Gourlay also referred to the special report on global warming recently published by the Intergovernmental Panel on Climate Change (IPCC), adding that it has placed the need to take urgent climate action in perspective. He said: “With negative environmental impacts expected sooner and harder than predicted, only bold commitments and transformative action today will address this threat.”

Released on Sunday in South Korea, the Special Report on Global Warming of 1.5 °C revealed that a global temperature rise of 1.5 degrees Celsius could be reached within the next two decades if severe cuts to carbon emissions were not made. The report also warned that the costs and impacts of global warming will be more severe than expected, including worse storms, more dangerous heat waves, turbulent weather and major disruption to infrastructure and human migration patterns.

Every year since the Sustainable Development Goals (SDGs) were adopted, the RBF has brought together experts from across the globe to report progress on the SDGs and develop frameworks to measure performance and impact.
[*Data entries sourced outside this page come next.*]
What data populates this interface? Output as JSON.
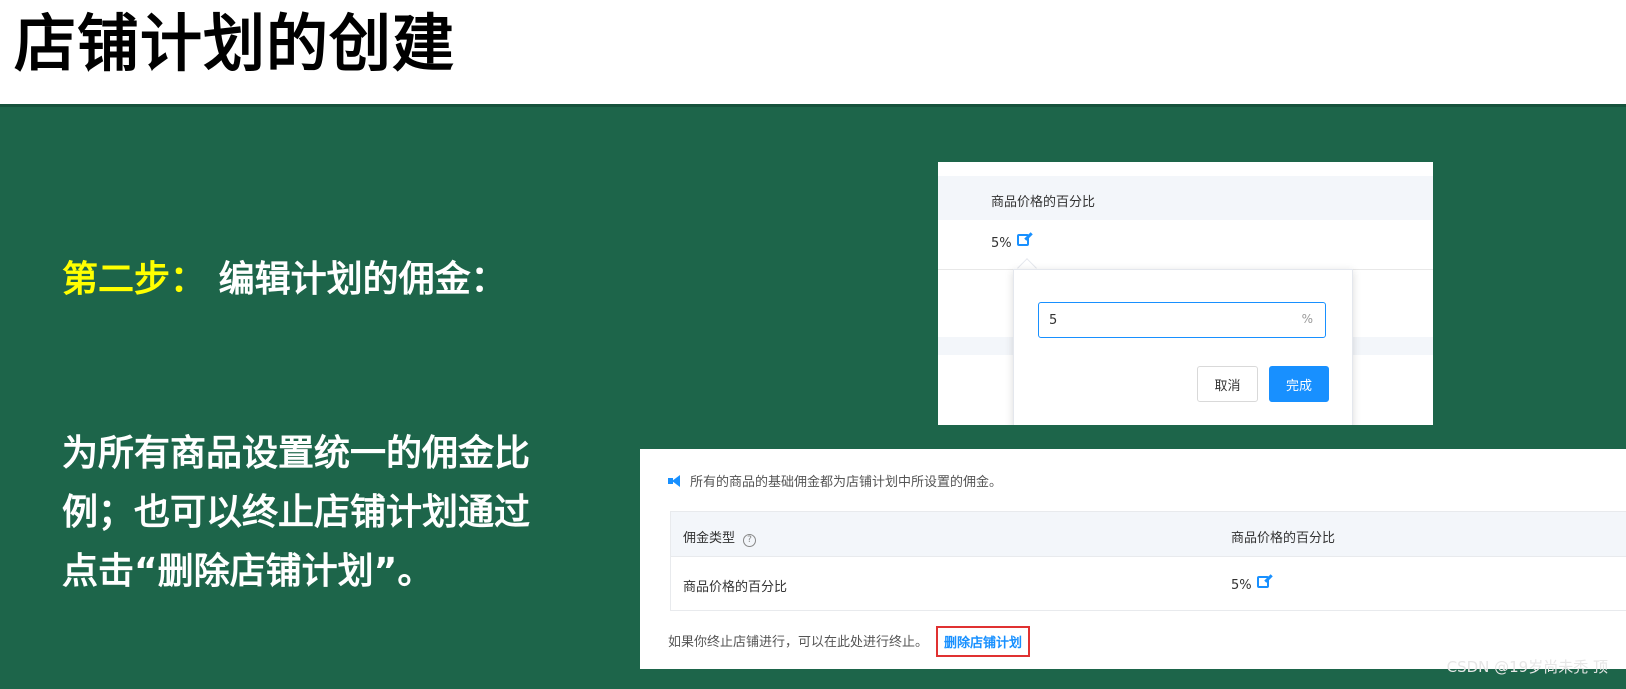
{
  "slide": {
    "title": "店铺计划的创建",
    "step_label": "第二步：",
    "step_text": "编辑计划的佣金：",
    "description": "为所有商品设置统一的佣金比例；也可以终止店铺计划通过点击“删除店铺计划”。"
  },
  "panel_edit": {
    "column_header": "商品价格的百分比",
    "current_value": "5%",
    "input_value": "5",
    "input_suffix": "%",
    "cancel_label": "取消",
    "confirm_label": "完成"
  },
  "panel_settings": {
    "notice": "所有的商品的基础佣金都为店铺计划中所设置的佣金。",
    "table": {
      "headers": [
        "佣金类型",
        "商品价格的百分比"
      ],
      "rows": [
        [
          "商品价格的百分比",
          "5%"
        ]
      ]
    },
    "footer_text": "如果你终止店铺进行，可以在此处进行终止。",
    "delete_link": "删除店铺计划"
  },
  "watermark": "CSDN @19岁尚未秃 顶",
  "colors": {
    "background_green": "#1d654a",
    "highlight_yellow": "#ffff00",
    "accent_blue": "#1890ff",
    "highlight_box_red": "#e03131"
  },
  "icons": {
    "edit": "edit-icon",
    "speaker": "speaker-icon",
    "help": "help-icon"
  }
}
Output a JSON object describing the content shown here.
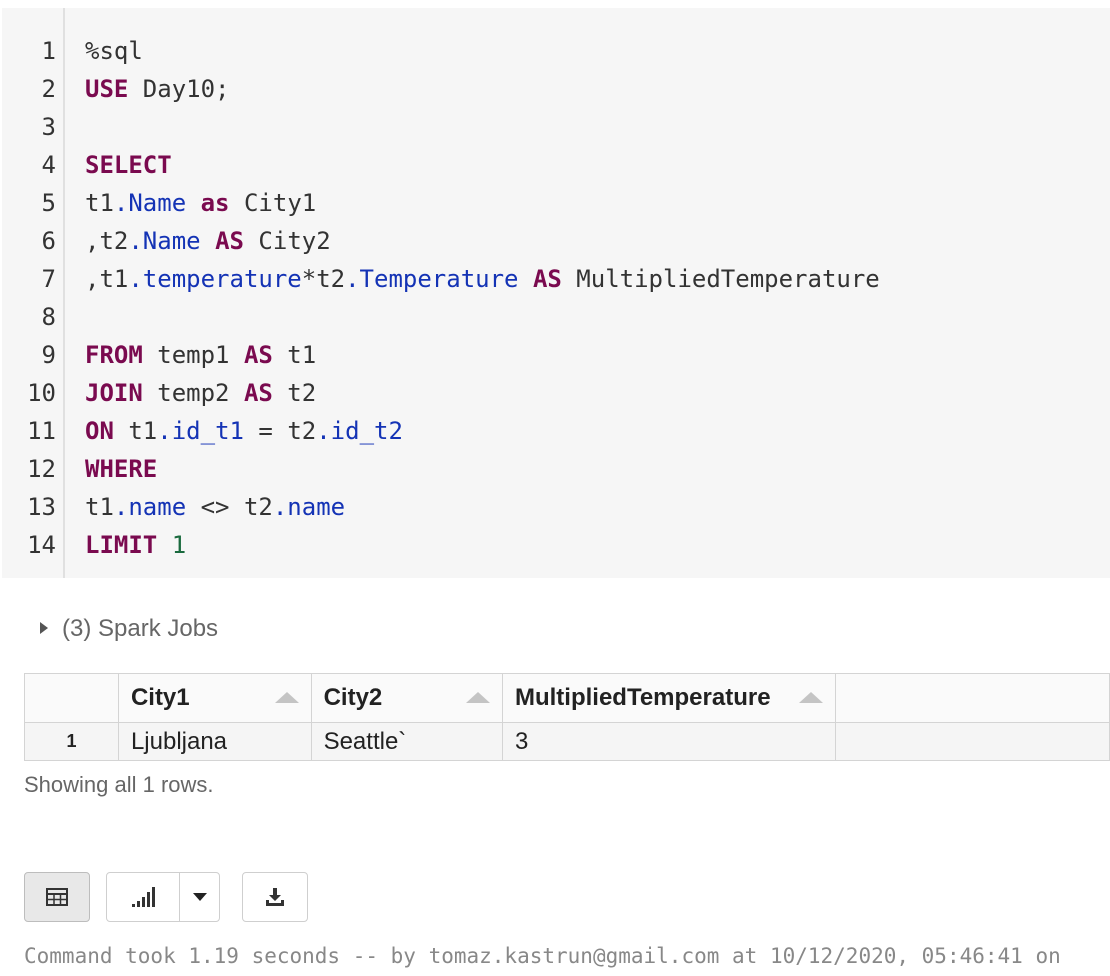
{
  "editor": {
    "lines": [
      {
        "num": "1",
        "tokens": [
          {
            "t": "%sql",
            "c": "plain"
          }
        ]
      },
      {
        "num": "2",
        "tokens": [
          {
            "t": "USE",
            "c": "kw"
          },
          {
            "t": " Day10;",
            "c": "plain"
          }
        ]
      },
      {
        "num": "3",
        "tokens": []
      },
      {
        "num": "4",
        "tokens": [
          {
            "t": "SELECT",
            "c": "kw"
          }
        ]
      },
      {
        "num": "5",
        "tokens": [
          {
            "t": "t1",
            "c": "plain"
          },
          {
            "t": ".Name",
            "c": "prop"
          },
          {
            "t": " ",
            "c": "plain"
          },
          {
            "t": "as",
            "c": "kw"
          },
          {
            "t": " City1",
            "c": "plain"
          }
        ]
      },
      {
        "num": "6",
        "tokens": [
          {
            "t": ",t2",
            "c": "plain"
          },
          {
            "t": ".Name",
            "c": "prop"
          },
          {
            "t": " ",
            "c": "plain"
          },
          {
            "t": "AS",
            "c": "kw"
          },
          {
            "t": " City2",
            "c": "plain"
          }
        ]
      },
      {
        "num": "7",
        "tokens": [
          {
            "t": ",t1",
            "c": "plain"
          },
          {
            "t": ".temperature",
            "c": "prop"
          },
          {
            "t": "*t2",
            "c": "plain"
          },
          {
            "t": ".Temperature",
            "c": "prop"
          },
          {
            "t": " ",
            "c": "plain"
          },
          {
            "t": "AS",
            "c": "kw"
          },
          {
            "t": " MultipliedTemperature",
            "c": "plain"
          }
        ]
      },
      {
        "num": "8",
        "tokens": []
      },
      {
        "num": "9",
        "tokens": [
          {
            "t": "FROM",
            "c": "kw"
          },
          {
            "t": " temp1 ",
            "c": "plain"
          },
          {
            "t": "AS",
            "c": "kw"
          },
          {
            "t": " t1",
            "c": "plain"
          }
        ]
      },
      {
        "num": "10",
        "tokens": [
          {
            "t": "JOIN",
            "c": "kw"
          },
          {
            "t": " temp2 ",
            "c": "plain"
          },
          {
            "t": "AS",
            "c": "kw"
          },
          {
            "t": " t2",
            "c": "plain"
          }
        ]
      },
      {
        "num": "11",
        "tokens": [
          {
            "t": "ON",
            "c": "kw"
          },
          {
            "t": " t1",
            "c": "plain"
          },
          {
            "t": ".id_t1",
            "c": "prop"
          },
          {
            "t": " = t2",
            "c": "plain"
          },
          {
            "t": ".id_t2",
            "c": "prop"
          }
        ]
      },
      {
        "num": "12",
        "tokens": [
          {
            "t": "WHERE",
            "c": "kw"
          }
        ]
      },
      {
        "num": "13",
        "tokens": [
          {
            "t": "t1",
            "c": "plain"
          },
          {
            "t": ".name",
            "c": "prop"
          },
          {
            "t": " <> t2",
            "c": "plain"
          },
          {
            "t": ".name",
            "c": "prop"
          }
        ]
      },
      {
        "num": "14",
        "tokens": [
          {
            "t": "LIMIT",
            "c": "kw"
          },
          {
            "t": " ",
            "c": "plain"
          },
          {
            "t": "1",
            "c": "num"
          }
        ]
      }
    ]
  },
  "spark_jobs": {
    "label": "(3) Spark Jobs"
  },
  "results": {
    "columns": [
      "City1",
      "City2",
      "MultipliedTemperature"
    ],
    "rows": [
      {
        "index": "1",
        "cells": [
          "Ljubljana",
          "Seattle`",
          "3"
        ]
      }
    ],
    "summary": "Showing all 1 rows."
  },
  "toolbar": {
    "icons": [
      "table-icon",
      "bar-chart-icon",
      "chevron-down-icon",
      "download-icon"
    ]
  },
  "footer": {
    "text": "Command took 1.19 seconds -- by tomaz.kastrun@gmail.com at 10/12/2020, 05:46:41 on"
  }
}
This year’s speakers include Dante Pesce, chairperson of the UN Working Group on Business and Human Rights, Anna-Karin Jatfors, deputy regional director of UN Women and Bey Soo Khiang, chairman of Asia Pacific Resources International Limited (APRIL), one of the largest pulp and paper manufacturing companies in Asia.

“With negative environmental impacts expected sooner and harder than predicted, only bold commitments and transformative action today will address this threat.”

Tony Gourlay, chief executive officer, Global Initiatives

“Our interest is in finding practical, effective solutions that address the goals that are intrinsically aligned to our business,” Bey told Eco-Business. “The value of the SDGs is that they recognise the inter-dependencies of development across social, economic and environmental aspects so the reality is that all of the five forum areas are inter-related.”

Patricia Zurita, the chief executive of BirdLife International, who will be speaking on a panel on climate action, said she was looking forward to building new partnerships around the organisation’s Energy Task Force, a platform that helps government and businesses identify cost-effective and wildlife-friendly sites for renewable energy development. 

In a workshop on urbanisation that will be facilitated by Lauren Sorkin, regional director of Asia and the Pacific at 100 Resilient Cities, the organisation’s Jakarta team will be sharing local urban faming projects that aim to lessen the impact of higher rainfall driven by climate change. According to Sorkin, such interactive sessions push “thought leadership to practice leadership, addressing real time challenges in these cities by convening industry experts from public and private organisations.”

RBF 2018 is part of #Shape2030, a sustainability campaign started by GI to seek collaborative approaches to global problems and allow businesses and civil society the opportunity to share their visions for an equitable world by 2030.

According to Gourlay, the campaign aims to spur concrete action on the five key themes. He said: “Through this campaign, we hope to extend RBF 2018’s call to action to individuals and to demonstrate that sustainability is a shared responsibility. By pledging to change everyone will have a part to play in shifting the needle.”